Pressurize a and 2b. The amount of air used to operate this mold clamping cylinder piston stroke 7 can be tightened with an extremely small amount since the cylinder requires only a small amount of movement.

A comparison will be made using a hypothetical example below.

For example, in a pneumatic press that requires a pressurizing force of 3 tons and a mold opening/closing stroke of 60 mm, by using a pneumatic pressure of 9.9 Kg/cm, ² cylinder bore diameter φ197, and piston rod diameter φ20, it can be compared to the conventional pneumatic cylinder direct-acting mold clamping method. Comparing the amount of air used by the single-acting pneumatic cylinder system with a mold opening/closing mechanism using the cam action of the present invention, the amount of air used per cycle for the conventional pneumatic cylinder direct-acting mold clamping system is Q ₁ Nl. For example, Q ₁ = {π/4×19.7 ² ×6+π/4 (19.7 ² −2 ² )×6
} × 9・9 + 1.033/1.033 The above-mentioned cam operation is used except for the parts where pressure is required. Therefore, the cylinder piston stroke that requires pressurization can be made at 2.5 mm. Air consumption required for one cycle: Q ₂ Nl
Then, Q ₂ = {π/4×19.7 ² ×0.259・9+1.033/1.033)
× 1/1000 = 0.8Nl, that is, Q ₂ /Q ₁ = 0.8/38.5≒1/48, and the single-acting pneumatic cylinder system of the mold opening/closing mechanism using cam operation of the present invention can achieve a great power saving effect. becomes.

As explained above, since the present invention is a mechanism in which most of the opening and closing of the mold is performed using a cam, it is sufficient for the pressurizing cylinder to move in one direction. In addition, the cylinder piston stroke due to air pressure for mold tightening is extremely small, so even if the bore diameter increases, the amount of air used only increases by a very small amount.
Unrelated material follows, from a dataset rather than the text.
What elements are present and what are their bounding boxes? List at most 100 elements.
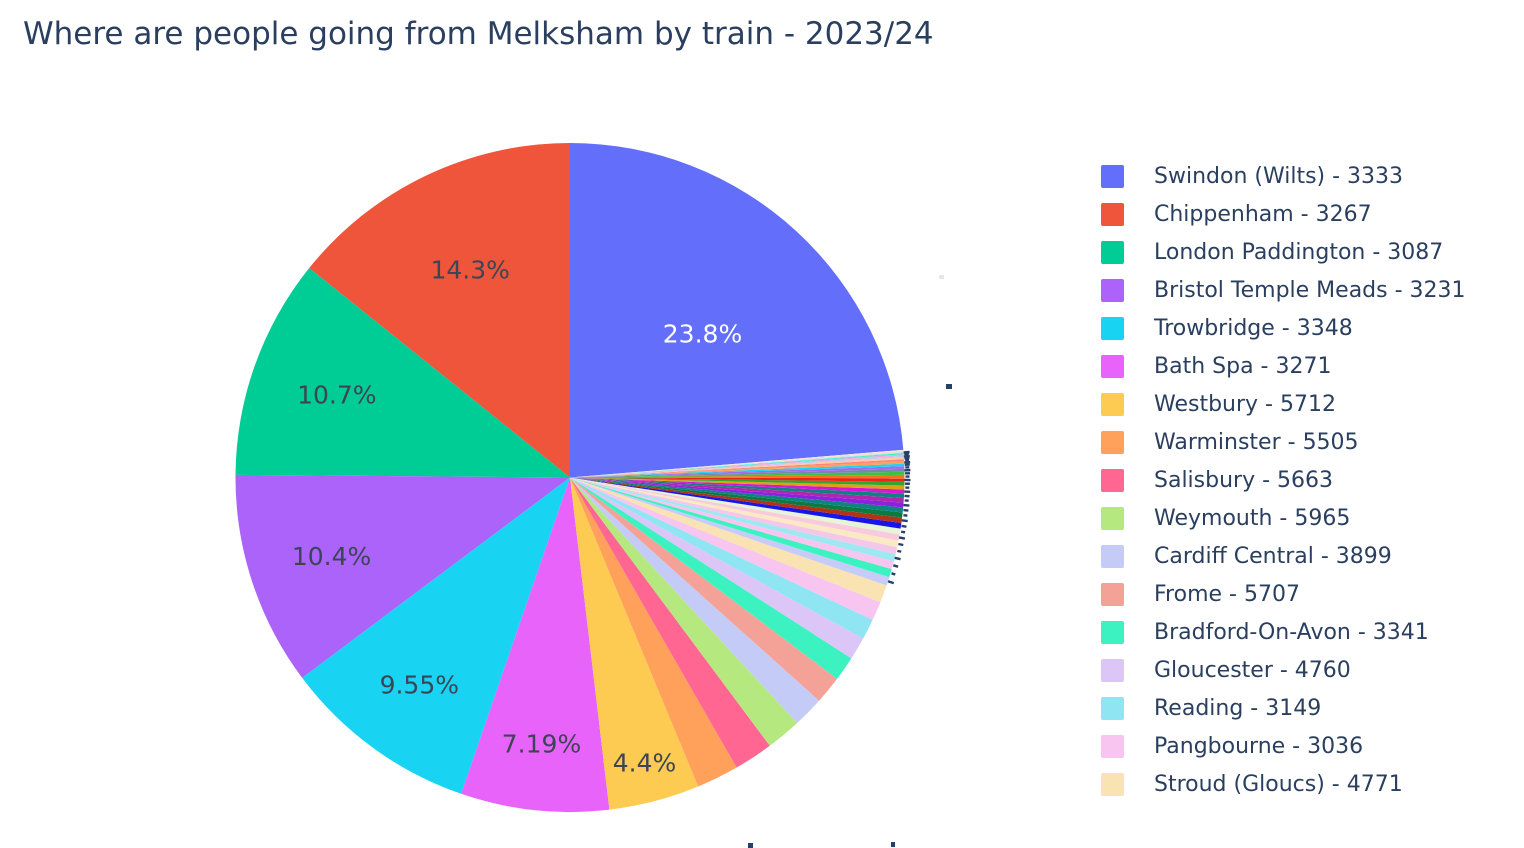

In addition, the cylinder opening/closing speed is stabilized and reliability is improved, the mechanism is not very complicated, and since it is pneumatic, the working environment is also good. This is a rotary pneumatic pressurizing device with a mold opening/closing mechanism operated by a rubber cam.

[Brief explanation of drawings]

FIG. 1 is a sectional side view of a rotary pneumatic press mechanism for synthetic rubber or the like that opens and closes a mold by a cam action according to the present invention. FIG. 2 is a plan view of FIG. 1. DESCRIPTION OF SYMBOLS 1... Pressurizing device having a mold clamping piece movable pneumatic cylinder, 2a... Upper mold, 2b... Lower mold, 3a...
A fixed outer peripheral member having a cam groove, 3b...a cam groove having an ascending/descending shape, 4... a cam follower, 5...
Mold mounting body, 6... Lock mechanism, 7... Mold clamping cylinder stroke.

Claims (1)

[Claims] 1 In a rotary pressurizing device, a cam groove is provided on the peripheral wall of a member fixedly installed on the outer periphery of the press rotating frame structure, and a cam follower provided in the pressurizing mechanism that moves in contact with the cam groove is attached to the rotating frame structure. There is a cam vertical movement mechanism that allows the mold to open and close by applying rotational drive, and a lock mechanism that synchronizes with the mold opening and closing operation and locks the pressurizing mechanism to the mold mounting body when the mold is closed. A rotary pressurizing device for synthetic rubber, etc., characterized in that when the locking mechanism is locked, compressed air is applied to a mold-clamping single movable pneumatic cylinder attached to the pressurizing mechanism to mainly pressurize the mold.